Queenie(71)



“Well, do it if you need to, innit. I don’t think I’m the best person to talk about all this feelings therapy fluff with.”

I carried on with Kyazike’s hair while she told me about a guy who kept taking her on dates and then promising her shoes or similar. I couldn’t keep track of what she was saying because I kept getting snatches of panic that would rise and fall in my chest and had to concentrate on quelling them while trying to pick up keywords from the story.

“Are you listening?”

“Sorry, yes! The shoes?” I said.

“Yeah, so eventually I was like, ‘Stop dropping hints, why do you wanna know my shoe size?’ He says he’s in Selfridges buying me shoes as a late Christmas present, so I rushed there in case he was gonna get me a pair that I don’t like, like the guy who bought me the nude Louboutins that were nude, but for a white girl.” Kyazike shook her head in disappointment. “Anyway, I get there, I’m trying on the shoes, I hand them to him, fine. Twotwo’s, we’re at the register and he’s trying to haggle with the store girl, then he tried to pay with four cards, none of which were in his name!” Kyazike turned to look at me. I looked back at her flatly. “Are you all right, fam? You usually love my stories,” she said, disappointment and worry etched across her face.

“I’m fine, just sleepy,” I said. “Sorry.”

“All right. Anyway, I’m locking it off, fam. He’s some wheeler-dealer! I’m not asking for much from my Mr. Right, you know, but believe, employment is essential. Plus, this guy’s phone only seems to be on when he wants to link me, and the dates are all spontaneous. Like he’ll call me and say, ‘Come out for dinner,’ like I’m constantly sitting at home ready with my eyebrows drawn on. Like makeup isn’t expensive.” She kissed her teeth. “Maybe I should try white guys like you. They’d treat me better.”

“You think?” I asked her, the last few months of gross mistreatment flashing before my eyes.

“Yeah. They wouldn’t like me, though.” Kyazike shrugged. “I’m too black for them. They don’t want a dark black girl.”

“Don’t be stupid.
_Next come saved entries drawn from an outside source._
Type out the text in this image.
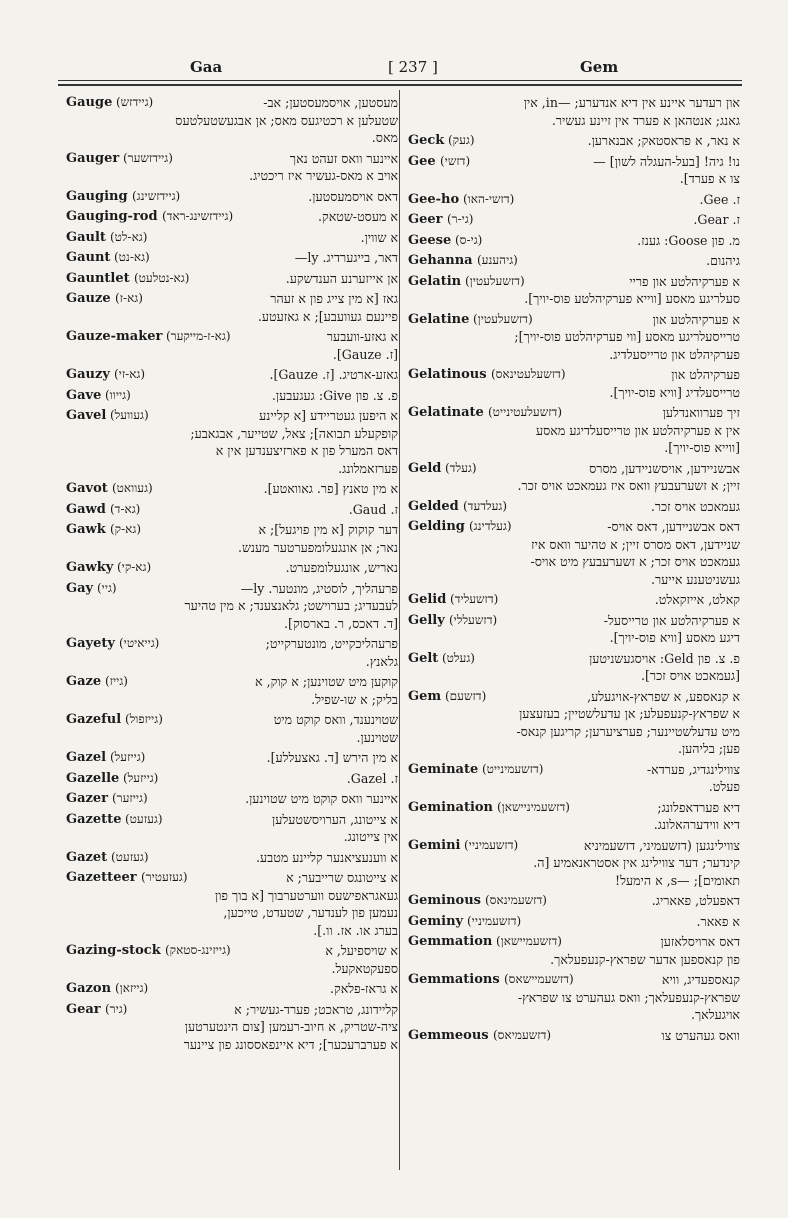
Gaa	[ 237 ]	Gem
מעסטען, אויסמעסטען; אב-
Gauge (גיידזש)
שטעלען א רכטיגעס מאס; אן אבגעשטעלטעס
מאס.
איינער וואס זעהט נאך
Gauger (גיידזשער)
אויב א מאס-געשיר איז ריכטיג.
דאס אויסמעסטען.
Gauging (גיידזשינג)
א מעסט-שטאק.
Gauging-rod (גיידזשינג-ראד)
א שווין.
Gault (גא-לט)
דאר, בייגערדיג. ly—
Gaunt (גא-נט)
אן אייזערנע הענדשקע.
Gauntlet (גא-נטלעט)
גאז [א מין צייג פון א זעהר
Gauze (גא-ז)
פיינעם געוועבע]; א גאזעטע.
א גאזע-וועבער
Gauze-maker (גא-ז-מייקער)
[ז. Gauze].
גאזע-ארטיג. [ז. Gauze].
Gauzy (גא-זי)
פ. צ. פון Give: געגעבען.
Gave (גייוו)
א היפען געטריידע [א קליינע
Gavel (געוועל)
קופקעלע תבואה]; צאל, שטייער, אבגאבע;
דאס המערל פון א פארזיצענדען אין א
פערזאמלונג.
א מין טאנץ [פר. גאוואטע].
Gavot (געוואט)
ז. Gaud.
Gawd (גא-ד)
דער קוקוק [א מין פויגעל]; א
Gawk (גא-ק)
נאר; אן אונגעלומפערטער מענש.
נאריש, אונגעלומפערט.
Gawky (גא-קי)
פרעהליך, לוסטיג, מונטער. ly—
Gay (גיי)
לעבעדיג; בערוישט; גלאנצענד; א מין טהיער
[ד. דאכס, ר. בארסוק].
פרעהליכקייט, מונטערקייט;
Gayety (גייאיטי)
גלאנץ.
קוקען מיט שטוינען; א קוק, א
Gaze (גייז)
בליק; א שו-שפיל.
שטוינענד, וואס קוקט מיט
Gazeful (גייזפול)
שטוינען.
א מין הירש [ד. גאצעללע].
Gazel (גייזעל)
ז. Gazel.
Gazelle (גייזעל)
איינער וואס קוקט מיט שטוינען.
Gazer (גייזער)
א צייטונג, הערויסשטעלען
Gazette (געזעט)
אין צייטונג.
א ווענעציאנער קליינע מטבע.
Gazet (געזעט)
א צייטונגס שרייבער; א
Gazetteer (געזעטיר)
געאגראפישעס ווערטערבוך [א בוך פון
נעמען פון לענדער, שטעדט, טייכען,
בערג או. אז. וו.].
א שויספיעל, א
Gazing-stock (גייזינג-סטאק)
ספעקטאקעל.
א גראז-פלאק.
Gazon (גייזאן)
קליידונג, טראכט; פערד-געשיר; א
Gear (גיר)
ציה-שטריק, א חיוב-רעמען [צום הינטערטען
א פערברעכער]; דיא איינפאססונג פון ציינער
און רעדער איינע אין דיא אנדערע; —in, אין
גאנג; אנטהאן א פערד אין זיינע געשיר.
א נאר, א פראסטאק; אבנארען.
Geck (געק)
נו! גיה! [בעל-העגלה לשון] —
Gee (דזשי)
צו א פערד].
ז. Gee.
Gee-ho (דזשי-האו)
ז. Gear.
Geer (גי-ר)
מ. פון Goose: גענז.
Geese (גי-ס)
גיהנום.
Gehanna (גיהענע)
א פערקיהלטע און פריי
Gelatin (דזשעלעטין)
סעלריגע מאסע [ווייא פערקיהלטע פוס-יויך].
א פערקיהלטע און
Gelatine (דזשעלעטין)
טרייסעלריגע מאסע [ווי פערקיהלטע פוס-יויך];
פערקיהלט און טרייסעלדיג.
פערקיהלט און
Gelatinous (דזשעלעטינאס)
טרייסעלדיג [וויא פוס-יויך].
זיך פערוואנדלען
Gelatinate (דזשעלעטינייט)
אין א פערקיהלטע און טרייסעלדיגע מאסע
[ווייא פוס-יויך].
אבשניידען, אויסשניידען, מסרס
Geld (געלד)
זיין; א זשערעבעץ וואס איז געמאכט אויס זכר.
געמאכט אויס זכר.
Gelded (געלדעד)
דאס אבשניידען, דאס אויס-
Gelding (געלדינג)
שניידען, דאס מסרס זיין; א טהיער וואס איז
געמאכט אויס זכר; א זשערעבעץ מיט אויס-
געשניטענע אייער.
קאלט, אייזקאלט.
Gelid (דזשעליד)
א פערקיהלטע און טרייסעל-
Gelly (דזשעללי)
דיגע מאסע [וויא פוס-יויך].
פ. צ. פון Geld: אויסגעשניטען
Gelt (געלט)
[געמאכט אויס זכר].
א קנאספע, א שפראץ-אויגעלע,
Gem (דזשעם)
א שפראץ-קנעפעלע; אן עדעלשטיין; בעזעצען
מיט עדעלשטיינער; פערציערען; קריגען קנאס-
פען; בליהען.
צווילינגדיג, פערדא-
Geminate (דזשעמינייט)
פעלט.
דיא פערדאפלונג;
Gemination (דזשעמיניישאן)
דיא ווידערהאלונג.
צווילינגען (דזשעמיני, דזשעמיניא
Gemini (דזשעמיניי)
קינדער; דער צווילינג אין אסטראנאמיע [ה.
תאומים]; —s, א הימעל!
דאפעלט, פאאריג.
Geminous (דזשעמינאס)
א פאאר.
Geminy (דזשעמיניי)
דאס ארויסלאזען
Gemmation (דזשעמיישאן)
פון קנאספען אדער שפראץ-קנעפעלאך.
קנאספעדיג, וויא
Gemmations (דזשעמיישאס)
שפראץ-קנעפעלאך; וואס געהערט צו שפראץ-
אויגעלאך.
וואס געהערט צו
Gemmeous (דזשעמיאס)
I’m proof that they don’t want us, whatever shade.” I sighed heavily. “Why can’t I just have a happy ending, Kyazike?”

“You joking, fam?” Kyazike laughed. “You think life is a film? Even if it was, fam, we’re black. ‘Whatever shade,’?” she said, mimicking my voice, “we’d be first to die.”



* * *



I finished Kyazike’s hair and she went to start cooking, brave enough to endure the cold kitchen flooring. I wrapped the blanket around me and felt myself drifting off, but didn’t try very hard to fight it.

I slept, but I could hear everything that was happening at Kyazike’s: I heard when she finished cooking, waking up just enough to say no when she offered me dinner; I heard when she ate and watched EastEnders; I heard the squeeze of dish soap and the clatter of dishes and splashing of water when she did the washing up. I heard her go on the balcony when the shoe guy called; I heard her tell him that she wasn’t leaving the flat because “your whole essence is too short-notice, and I can’t be going out with no fraud boy!”

I heard Kyazike’s mum come home; I heard the argument they had about having the fan heater on; I heard her mum get in the bath to get ready for her second shift of the day.

At midnight, Kyazike shook me gently and handed me a headscarf and nightie. I put them on and lay on the sofa. It was warmer now. “Here’s a quilt,” she said. “See you in the morning.”



* * *



When I woke up, Kyazike had already gone to work. When I got to the office, I had several e-mails from Gina asking me to see her in her office immediately. I knocked on the open door.

“Come in,” she barked. “Oh, Queenie, are you seriously wearing the same thing you wore yesterday? Close the door behind you.”

“Yes, sorry,” I said. “It’s only because I stayed at a friend’s house.” I shut the door and walked over to the chair that faced Gina.

“Now. I’ve got some bad news for you,” she told me.

“What?” I asked, my heart beginning to pound in my ears.

“You’re being suspended.”

“What?” I blinked. “What?”

“This extreme crush that you’ve had on Ted Noman, well . . . it’s not appropriate. He’s filed an official complaint with HR, and everyone thinks it’s best that you’re not in the office while it’s investigated.” Gina lowered her voice, embarrassed for me.

“An extreme crush?” I asked, bewildered. “On Ted?”

“He’s spoken about it to HR confidentially, and says that you’ve been paying him a lot of attention, saying suggestive and inappropriate things, following him around, and that it’s making him entirely uncomfortable and stressed in his place of work,” Gina explained.

What was going on? “Suspended for that? But he, no, he’s the one who—I have the e-mails, and the messages, he’s the one—” I stuttered, desperate for her to understand that I wasn’t the one at fault.

“We have to take that sort of complaint seriously.” She paused briefly. “Plus, you already had an official warning on your file.”